Unlucky 13 (Women's Murder Club 13)
He squeezed the kid’s neck in the V of his arm, pressing his left hand to his right wrist to double the pressure. The kid passed out a few seconds later, but Brady held on until a couple of minutes passed and the kid stopped twitching.
He could think about this later. But not now. There was no time to do it now.
CHAPTER 93
BRADY DRAGGED BRIAN’S body off to the side of the landing and turned his mind to the Sun Deck layout, where more shit was waiting for him and there was less than a fifty-fifty chance that he’d survive the next ten minutes.
He’d been up to the Sun Deck a couple of times.
Before it had turned into a shooting platform.
There was teakwood decking fore and aft, lined out with lounge chairs. At the middle of the deck was an eight-foot-wide running track, rectangular in shape, a hundred yards long by fifty wide and hollow at the center so that the sun could shine through to the Pool Deck below.
A railing ran around the inside perimeter of the track, making it a perfect catwalk and doubling with a first-class gun rest for sighting the captives directly below. Like prison guards looking down from the walls over inmates in a prison yard.
And now footsteps clanged against metal as the ship’s officers climbed toward him on the inside stairs. When they reached him, Brady, said, “I’m going out there first. After that, you all know what to do, regardless.”
The captain said, “Good luck to you, Mr. Brady.”
“And to you, sir. Everyone.”
Brady’s assault rifle hung from the strap over his right shoulder, and he had a loaded pistol on his hip. He said a quick prayer and pulled the knitted mask down over his face. Then he turned the wheel that opened the lock and pushed open the door to the Sun Deck. He closed it behind him.
Squinting through the mask, Brady tried to see everything at once.
The rising sun was streaking the horizon with pink bands, backlighting mountains in the distance and glinting on the railings at the bow.
There were three men on the track, two on the far, short side of the rectangle, the third guy standing by himself on a long side, fifty feet away.
Brady called out to that one, “Bro. Got a second?”
Without waiting for an answer, he set out along the composite rubber track toward the guard.
“I hope you brought me the beef taco,” the man said. “I already had the chicken. Beef is better if there’s any left.”
Brady had considered using the knife, but he wasn’t that good or that fast. So he pulled the gun.
“I don’t know anything about the chow,” Brady said.
Continuing to walk toward the guard, he said, “There’s been a slight change in the rotation.”
The man was only a few feet away.
He said, “Don’t tell me I’ve got to go another watch.
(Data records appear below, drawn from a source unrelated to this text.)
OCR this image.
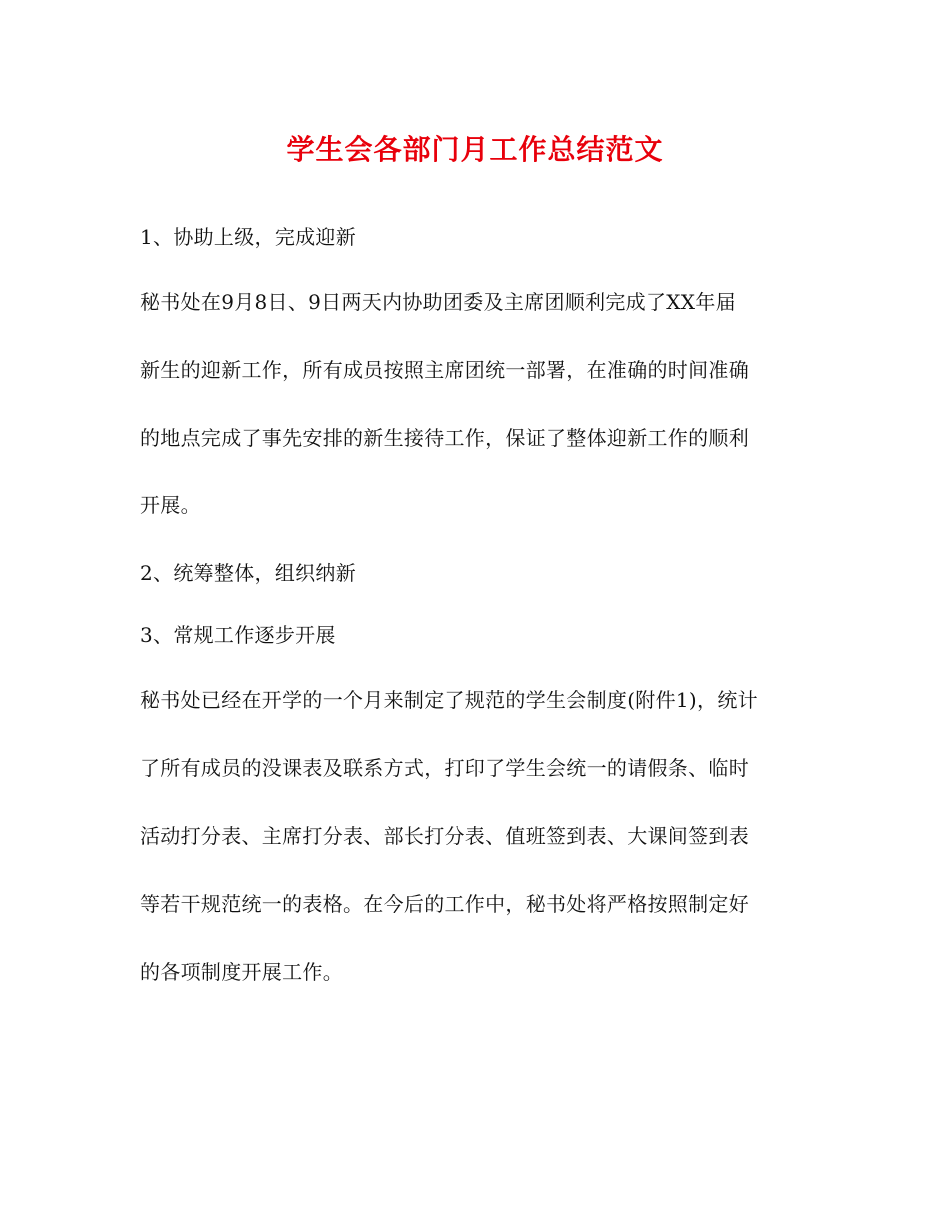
学生会各部门月工作总结范文
1、协助上级，完成迎新
秘书处在9月8日、9日两天内协助团委及主席团顺利完成了XX年届
新生的迎新工作，所有成员按照主席团统一部署，在准确的时间准确
的地点完成了事先安排的新生接待工作，保证了整体迎新工作的顺利
开展。
2、统筹整体，组织纳新
3、常规工作逐步开展
秘书处已经在开学的一个月来制定了规范的学生会制度(附件1)，统计
了所有成员的没课表及联系方式，打印了学生会统一的请假条、临时
活动打分表、主席打分表、部长打分表、值班签到表、大课间签到表
等若干规范统一的表格。在今后的工作中，秘书处将严格按照制定好
的各项制度开展工作。
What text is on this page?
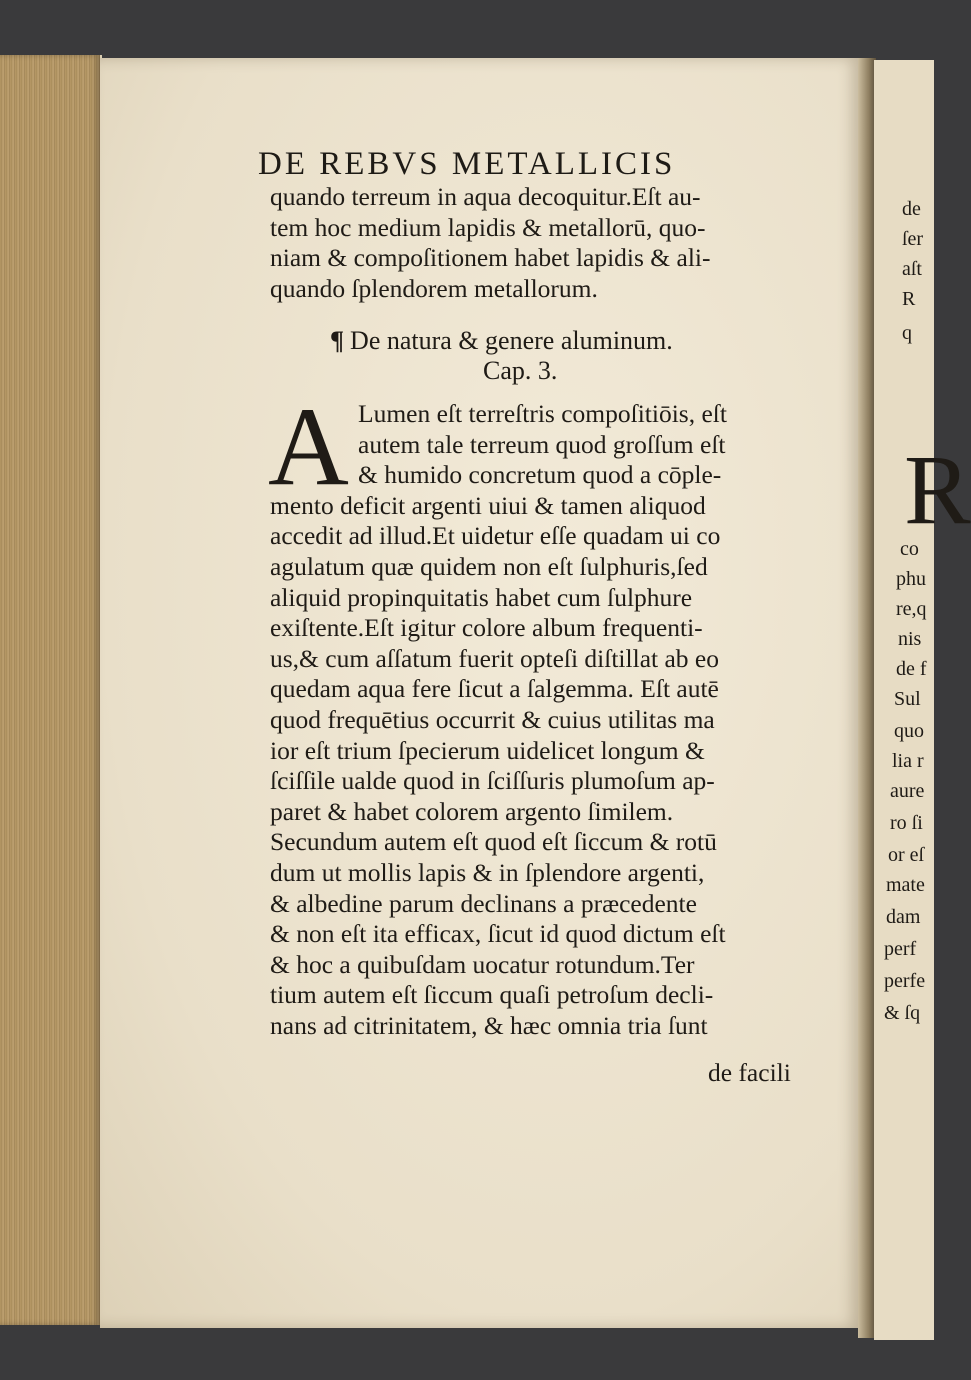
de
ſer
aſt
R
q
R
co
phu
re,q
nis
de f
Sul
quo
lia r
aure
ro ſi
or eſ
mate
dam
perf
perfe
& ſq
DE REBVS METALLICIS
quando terreum in aqua decoquitur.Eſt au-
tem hoc medium lapidis & metallorū, quo-
niam & compoſitionem habet lapidis & ali-
quando ſplendorem metallorum.
¶ De natura & genere aluminum.
Cap. 3.
A Lumen eſt terreſtris compoſitiōis, eſt
autem tale terreum quod groſſum eſt
& humido concretum quod a cōple-
mento deficit argenti uiui & tamen aliquod
accedit ad illud.Et uidetur eſſe quadam ui co
agulatum quæ quidem non eſt ſulphuris,ſed
aliquid propinquitatis habet cum ſulphure
exiſtente.Eſt igitur colore album frequenti-
us,& cum aſſatum fuerit opteſi diſtillat ab eo
quedam aqua fere ſicut a ſalgemma. Eſt autē
quod frequētius occurrit & cuius utilitas ma
ior eſt trium ſpecierum uidelicet longum &
ſciſſile ualde quod in ſciſſuris plumoſum ap-
paret & habet colorem argento ſimilem.
Secundum autem eſt quod eſt ſiccum & rotū
dum ut mollis lapis & in ſplendore argenti,
& albedine parum declinans a præcedente
& non eſt ita efficax, ſicut id quod dictum eſt
& hoc a quibuſdam uocatur rotundum.Ter
tium autem eſt ſiccum quaſi petroſum decli-
nans ad citrinitatem, & hæc omnia tria ſunt
de facili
I’m dead on my feet, already.”
The guard sensed something wrong in Brady’s posture or demeanor, or maybe he was close enough to see the gun.
He backed up, saying, “Let me see your hands, man,” while shouldering his rifle.
Brady aimed, squeezed the trigger, and fired twice, hitting the guard in the throat and chest.
Immediately shouts came from the men on the far side of the track.
Brady dropped his handgun, gripped the automatic rifle, and fired across the open track. The bullets made the gun’s signature pop-br-br-br-br-br report, hitting the gunmen who were running toward him like cartoon commandos in a video game.
The men flailed and then dropped.
Brady heard the tinny voice of a radio in the shirt pocket of the man lying near his feet.